Y llegó la coalición
Todos los anteriores
han aparcado sus diferencias para hacer frente a ISIS y se van apuntando en una
coalición de interés. La estrategia del Presidente Obama que guía la coalición
no establece como quedarán Siria e Irak una vez que ISIS se debilite o se
destruya (lo primero parece más factible que lo segundo), y deja a cargo de
cada participante la forma, medios y plazo de contribuir. Será una coalición
militar que puede obtener resultados en la lucha contra la insurgencia armada,
pero está por ver si se aglutina la cooperación internacional no militar que se
precisa para luchar contra la financiación, la radicalización y el flujo de
combatientes extranjeros que nutren a ISIS. Será una coalición implícita, en la
medida que Rusia, Irán o Estados Unidos no querrán reconocer que colaboran
entre sí, con el régimen sirio o con los secesionistas kurdos, y provisional,
en la medida que la participación depende de los resultados que se obtengan.
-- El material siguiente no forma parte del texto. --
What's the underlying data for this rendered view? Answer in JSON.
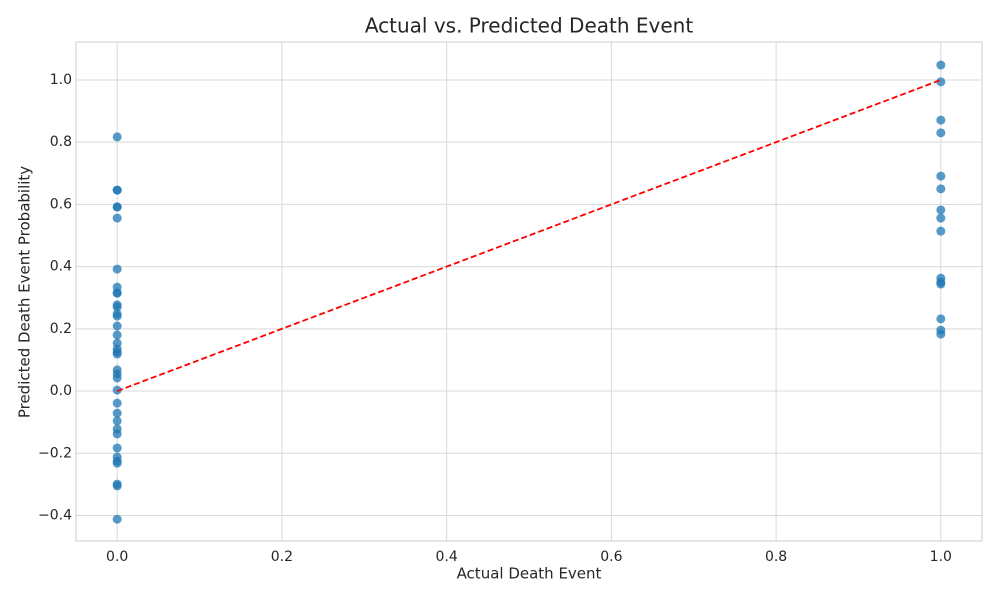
{
  "chart_data": {
    "type": "scatter",
    "title": "Actual vs. Predicted Death Event",
    "x_label": "Actual Death Event",
    "y_label": "Predicted Death Event Probability",
    "series": [
      {
        "color": "#1f77b4",
        "x": [
          0,
          0,
          0,
          0,
          0,
          0,
          0,
          0,
          0,
          0,
          0,
          0,
          0,
          0,
          0,
          0,
          0,
          0,
          0,
          0,
          0,
          0,
          0,
          0,
          0,
          0,
          0,
          0,
          0,
          0,
          0,
          0,
          0,
          0,
          0,
          0,
          1,
          1,
          1,
          1,
          1,
          1,
          1,
          1,
          1,
          1,
          1,
          1,
          1,
          1,
          1
        ],
        "values": [
          0.817,
          0.646,
          0.646,
          0.592,
          0.592,
          0.556,
          0.392,
          0.334,
          0.315,
          0.315,
          0.277,
          0.27,
          0.248,
          0.241,
          0.209,
          0.18,
          0.154,
          0.135,
          0.125,
          0.119,
          0.068,
          0.055,
          0.042,
          0.003,
          -0.039,
          -0.071,
          -0.096,
          -0.122,
          -0.138,
          -0.183,
          -0.212,
          -0.225,
          -0.232,
          -0.299,
          -0.305,
          -0.412,
          1.048,
          0.994,
          0.871,
          0.83,
          0.691,
          0.65,
          0.582,
          0.556,
          0.514,
          0.363,
          0.35,
          0.344,
          0.232,
          0.196,
          0.183
        ]
      }
    ],
    "reference_line": {
      "x": [
        0,
        1
      ],
      "values": [
        0,
        1
      ],
      "color": "#ff0000",
      "dashed": true
    },
    "xlim": [
      -0.05,
      1.05
    ],
    "ylim": [
      -0.482,
      1.122
    ],
    "xticks": [
      {
        "value": 0,
        "label": "0.0"
      },
      {
        "value": 0.2,
        "label": "0.2"
      },
      {
        "value": 0.4,
        "label": "0.4"
      },
      {
        "value": 0.6,
        "label": "0.6"
      },
      {
        "value": 0.8,
        "label": "0.8"
      },
      {
        "value": 1,
        "label": "1.0"
      }
    ],
    "yticks": [
      {
        "value": -0.4,
        "label": "−0.4"
      },
      {
        "value": -0.2,
        "label": "−0.2"
      },
      {
        "value": 0,
        "label": "0.0"
      },
      {
        "value": 0.2,
        "label": "0.2"
      },
      {
        "value": 0.4,
        "label": "0.4"
      },
      {
        "value": 0.6,
        "label": "0.6"
      },
      {
        "value": 0.8,
        "label": "0.8"
      },
      {
        "value": 1,
        "label": "1.0"
      }
    ],
    "grid": true
  }
}
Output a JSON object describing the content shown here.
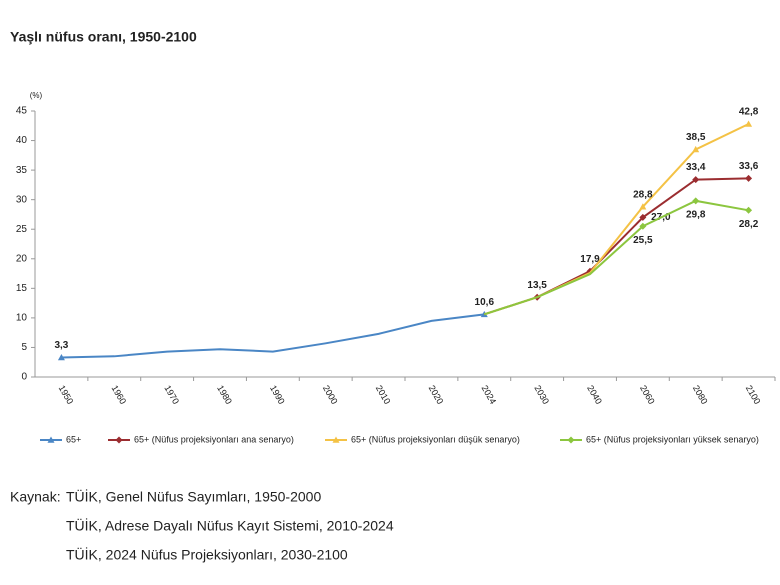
{
  "chart_data": {
    "type": "line",
    "title": "Yaşlı nüfus oranı, 1950-2100",
    "y_unit": "(%)",
    "categories": [
      "1950",
      "1960",
      "1970",
      "1980",
      "1990",
      "2000",
      "2010",
      "2020",
      "2024",
      "2030",
      "2040",
      "2060",
      "2080",
      "2100"
    ],
    "ylim": [
      0,
      45
    ],
    "yticks": [
      0,
      5,
      10,
      15,
      20,
      25,
      30,
      35,
      40,
      45
    ],
    "series": [
      {
        "name": "65+",
        "color": "#4a86c5",
        "marker": "triangle",
        "values": [
          3.3,
          3.5,
          4.3,
          4.7,
          4.3,
          5.7,
          7.3,
          9.5,
          10.6,
          null,
          null,
          null,
          null,
          null
        ],
        "value_labels": [
          "3,3",
          null,
          null,
          null,
          null,
          null,
          null,
          null,
          "10,6",
          null,
          null,
          null,
          null,
          null
        ]
      },
      {
        "name": "65+ (Nüfus projeksiyonları ana senaryo)",
        "color": "#9b2d30",
        "marker": "diamond",
        "values": [
          null,
          null,
          null,
          null,
          null,
          null,
          null,
          null,
          10.6,
          13.5,
          17.9,
          27.0,
          33.4,
          33.6
        ],
        "value_labels": [
          null,
          null,
          null,
          null,
          null,
          null,
          null,
          null,
          null,
          "13,5",
          "17,9",
          "27,0",
          "33,4",
          "33,6"
        ]
      },
      {
        "name": "65+ (Nüfus projeksiyonları düşük senaryo)",
        "color": "#f4c245",
        "marker": "triangle",
        "values": [
          null,
          null,
          null,
          null,
          null,
          null,
          null,
          null,
          10.6,
          13.5,
          17.6,
          28.8,
          38.5,
          42.8
        ],
        "value_labels": [
          null,
          null,
          null,
          null,
          null,
          null,
          null,
          null,
          null,
          null,
          null,
          "28,8",
          "38,5",
          "42,8"
        ]
      },
      {
        "name": "65+ (Nüfus projeksiyonları yüksek senaryo)",
        "color": "#8cc63f",
        "marker": "diamond",
        "values": [
          null,
          null,
          null,
          null,
          null,
          null,
          null,
          null,
          10.6,
          13.5,
          17.4,
          25.5,
          29.8,
          28.2
        ],
        "value_labels": [
          null,
          null,
          null,
          null,
          null,
          null,
          null,
          null,
          null,
          null,
          null,
          "25,5",
          "29,8",
          "28,2"
        ]
      }
    ]
  },
  "source": {
    "label": "Kaynak:",
    "lines": [
      "TÜİK, Genel Nüfus Sayımları, 1950-2000",
      "TÜİK, Adrese Dayalı Nüfus Kayıt Sistemi, 2010-2024",
      "TÜİK, 2024 Nüfus Projeksiyonları, 2030-2100"
    ]
  }
}
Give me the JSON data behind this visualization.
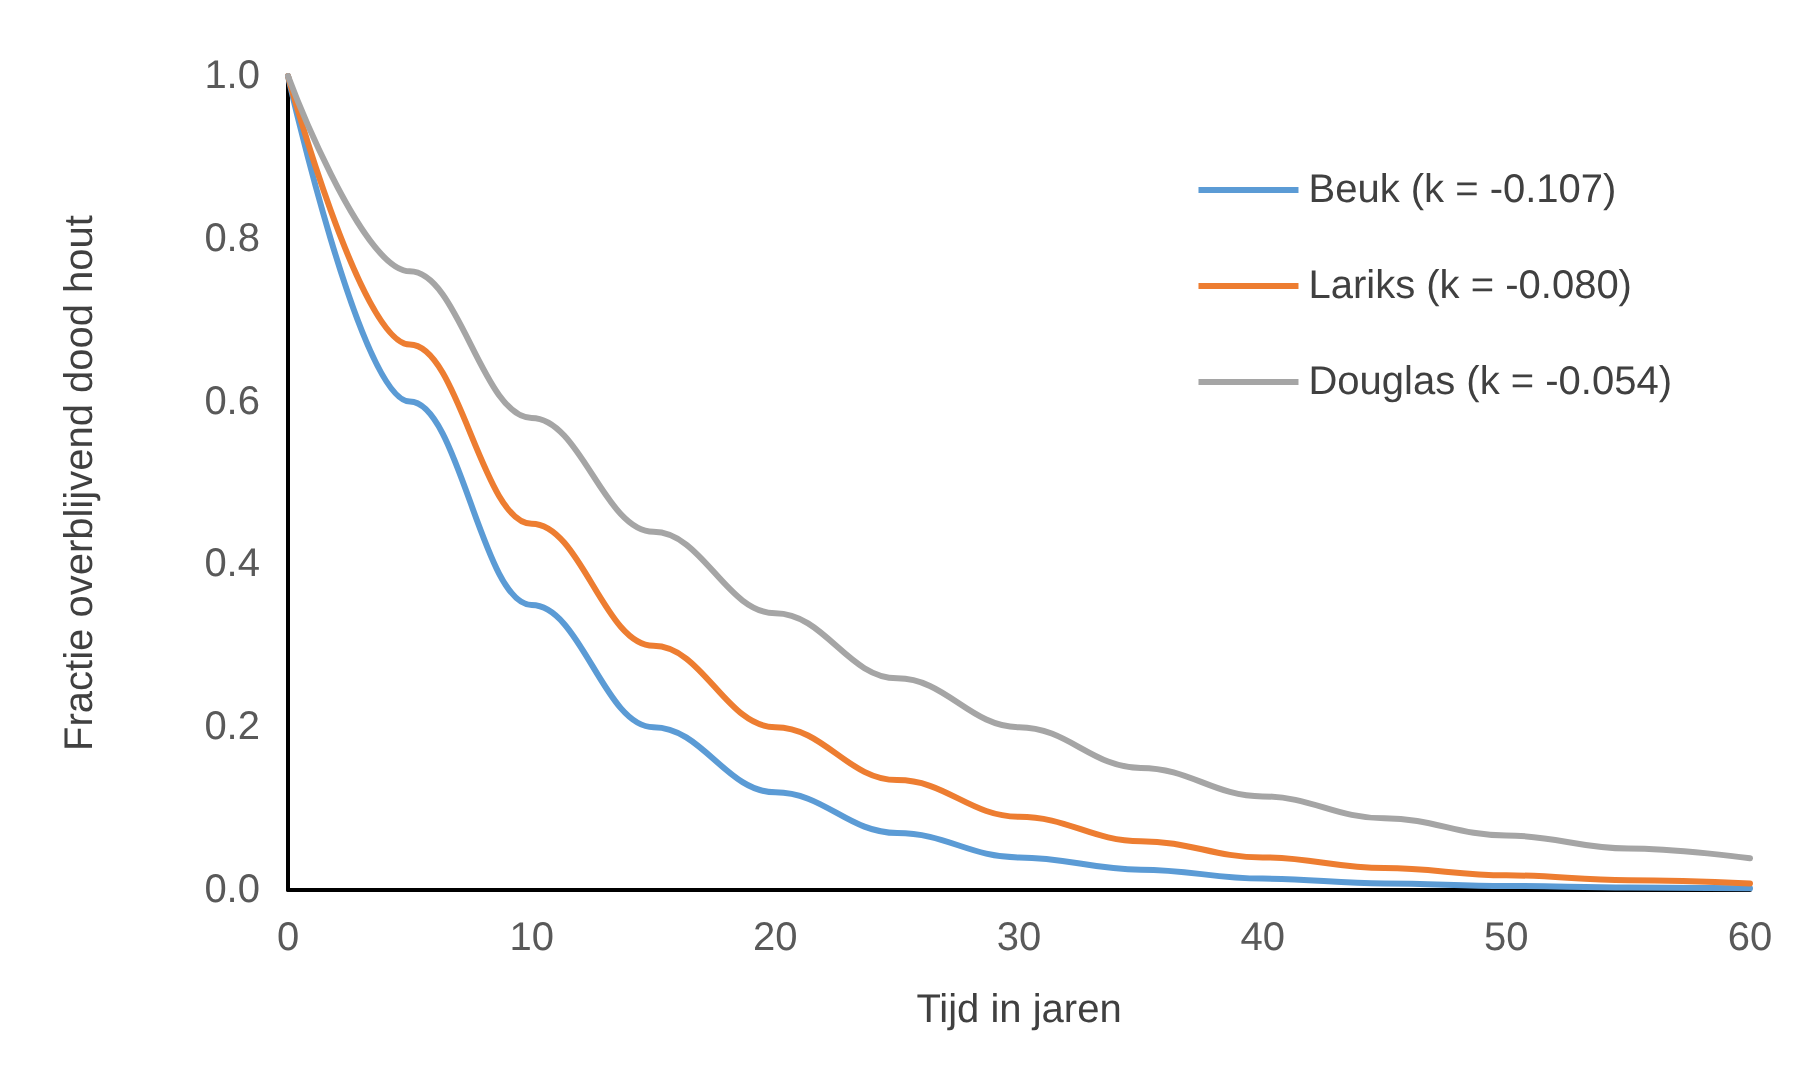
{
  "chart_data": {
    "type": "line",
    "xlabel": "Tijd in jaren",
    "ylabel": "Fractie overblijvend dood hout",
    "x": [
      0,
      5,
      10,
      15,
      20,
      25,
      30,
      35,
      40,
      45,
      50,
      55,
      60
    ],
    "series": [
      {
        "name": "Beuk (k = -0.107)",
        "color": "#5b9bd5",
        "values": [
          1.0,
          0.6,
          0.35,
          0.2,
          0.12,
          0.07,
          0.04,
          0.025,
          0.014,
          0.008,
          0.005,
          0.003,
          0.002
        ]
      },
      {
        "name": "Lariks (k = -0.080)",
        "color": "#ed7d31",
        "values": [
          1.0,
          0.67,
          0.45,
          0.3,
          0.2,
          0.135,
          0.09,
          0.06,
          0.04,
          0.027,
          0.018,
          0.012,
          0.008
        ]
      },
      {
        "name": "Douglas (k = -0.054)",
        "color": "#a5a5a5",
        "values": [
          1.0,
          0.76,
          0.58,
          0.44,
          0.34,
          0.26,
          0.2,
          0.15,
          0.115,
          0.088,
          0.067,
          0.051,
          0.039
        ]
      }
    ],
    "xlim": [
      0,
      60
    ],
    "xticks": [
      0,
      10,
      20,
      30,
      40,
      50,
      60
    ],
    "ylim": [
      0,
      1
    ],
    "yticks": [
      {
        "value": 0,
        "label": "0.0"
      },
      {
        "value": 0.2,
        "label": "0.2"
      },
      {
        "value": 0.4,
        "label": "0.4"
      },
      {
        "value": 0.6,
        "label": "0.6"
      },
      {
        "value": 0.8,
        "label": "0.8"
      },
      {
        "value": 1,
        "label": "1.0"
      }
    ],
    "grid": false,
    "legend": "top right",
    "marker": "none",
    "line_style": "solid"
  }
}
En
lo que dependa de la coalición, las acciones aéreas podrán contener la
expansión de ISIS pero tardarán tiempo en debilitarlo y, sobre todo, no podrán
desalojarle de las posiciones que ocupan hasta que las fuerzas terrestres
iraquíes, kurdas o suníes estén suficientemente adiestradas y equipadas.
Mientras luchan contra ISIS, los coligados no podrán evitar pensar día a día
quién va a cubrir el vacío de ISIS y cómo les afecta el equilibrio regional
resultante. Pese a todo, los miembros de la coalición se disponen a entrar en
el túnel de Oriente Próximo esperando encontrar pronto una salida.